Nearly every story, blog, or article about FCoE says that you have to be running TRILL, SPB, or something like it--yes, I have made that claim as well-- so that you can have an efficient mesh network where traffic flows--a unidirectional stream of packets--follow the same path through the network and arrive at the destination in the correct order. Unlike other protocols Fibre Channel--aka SCSI in a frame--doesn't like data arriving out of order.
By using shortest path, we can ensure that the latency is reduced, since fewer hops mean less delay and if there is a change in the network topology, we can find the next best path. That kind of design assumes you have a mesh or somewhat meshed network where there are multiple paths through the network and no way to manage the flows. Lower level protocols, the data center bridging protocols, will handle the lossless networking.
All network vendors today support multi-chassis link aggregation, which is based on the IEEE 802.3AX-2008 (the original LAG standard was 802.3ad) Link Aggregation (LAG) standard. LAG allows you to bond two or more physical links into a logical link between two switches or between a server and a switch. Since LAG introduces a loop in the network, Spanning Tree has to be disabled on the LAG ports. LAG doesn't double the capacity, which Ethan Banks points out in The Scaling Limitations of Etherchannel -Or- Why 1+1 Does Not Equal 2 because LAG implementations place traffic on links based on flows, not packets. This is done so that packet order is preserved end to end and to remove the possibility of packet duplication--two design requirements of 802.1AX-2008. The algorithm that determines which flows go to a specific link should be designed well enough to evenly distribute the load across all available links, but there is no way to predetermine how long a flow will last or how big the frames will be.

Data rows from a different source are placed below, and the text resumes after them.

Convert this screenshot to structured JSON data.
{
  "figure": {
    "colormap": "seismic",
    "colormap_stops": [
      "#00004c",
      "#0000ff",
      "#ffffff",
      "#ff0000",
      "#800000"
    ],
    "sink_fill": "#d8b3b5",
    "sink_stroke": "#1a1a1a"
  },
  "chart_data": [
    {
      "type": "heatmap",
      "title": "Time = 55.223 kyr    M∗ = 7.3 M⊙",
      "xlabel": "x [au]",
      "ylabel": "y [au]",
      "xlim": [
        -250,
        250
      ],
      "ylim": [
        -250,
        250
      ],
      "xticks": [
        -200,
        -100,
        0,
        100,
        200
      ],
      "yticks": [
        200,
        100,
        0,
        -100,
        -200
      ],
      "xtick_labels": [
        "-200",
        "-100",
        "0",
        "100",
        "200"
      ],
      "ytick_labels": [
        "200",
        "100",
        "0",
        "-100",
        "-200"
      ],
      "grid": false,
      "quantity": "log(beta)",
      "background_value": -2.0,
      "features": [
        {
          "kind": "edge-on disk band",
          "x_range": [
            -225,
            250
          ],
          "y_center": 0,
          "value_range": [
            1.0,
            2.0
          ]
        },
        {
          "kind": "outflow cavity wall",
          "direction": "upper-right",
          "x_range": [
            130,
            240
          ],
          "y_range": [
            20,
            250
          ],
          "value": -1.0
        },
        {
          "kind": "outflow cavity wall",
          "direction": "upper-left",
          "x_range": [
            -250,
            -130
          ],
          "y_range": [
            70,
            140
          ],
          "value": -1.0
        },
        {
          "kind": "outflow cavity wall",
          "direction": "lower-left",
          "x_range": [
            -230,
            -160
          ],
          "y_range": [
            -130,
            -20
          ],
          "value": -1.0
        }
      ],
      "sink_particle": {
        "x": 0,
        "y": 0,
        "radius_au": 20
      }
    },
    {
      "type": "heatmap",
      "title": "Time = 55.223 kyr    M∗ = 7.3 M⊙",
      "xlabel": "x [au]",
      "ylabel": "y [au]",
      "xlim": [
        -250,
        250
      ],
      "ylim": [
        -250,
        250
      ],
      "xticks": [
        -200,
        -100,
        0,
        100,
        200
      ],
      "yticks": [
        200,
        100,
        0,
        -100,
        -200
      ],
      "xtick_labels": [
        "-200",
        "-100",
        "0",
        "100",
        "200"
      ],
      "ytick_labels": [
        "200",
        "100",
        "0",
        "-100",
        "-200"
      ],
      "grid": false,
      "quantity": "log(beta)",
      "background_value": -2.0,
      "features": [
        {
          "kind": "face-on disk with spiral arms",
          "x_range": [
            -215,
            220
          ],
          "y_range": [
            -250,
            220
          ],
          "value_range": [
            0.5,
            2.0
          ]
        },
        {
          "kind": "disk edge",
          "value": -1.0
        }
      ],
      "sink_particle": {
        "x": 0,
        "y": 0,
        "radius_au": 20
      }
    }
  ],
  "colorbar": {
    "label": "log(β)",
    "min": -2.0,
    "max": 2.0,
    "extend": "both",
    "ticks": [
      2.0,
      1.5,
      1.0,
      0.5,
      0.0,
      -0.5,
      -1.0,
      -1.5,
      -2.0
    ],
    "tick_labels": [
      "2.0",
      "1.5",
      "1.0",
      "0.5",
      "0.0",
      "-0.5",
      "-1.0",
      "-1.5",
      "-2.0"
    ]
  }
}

Standard LAG is only between two peers. Multi-Chassis LAG is proprietary. Ivan Pepelnjak has a short run down of MLAG and fabric features from Brocade, Cisco, HP, and Juniper. Suffice it to say that the MLAG features look nearly the same, but switches from multiple vendors won't interoperate with MLAG. What is interesting is that MLAG systems all share a common trait--no more than two core switches.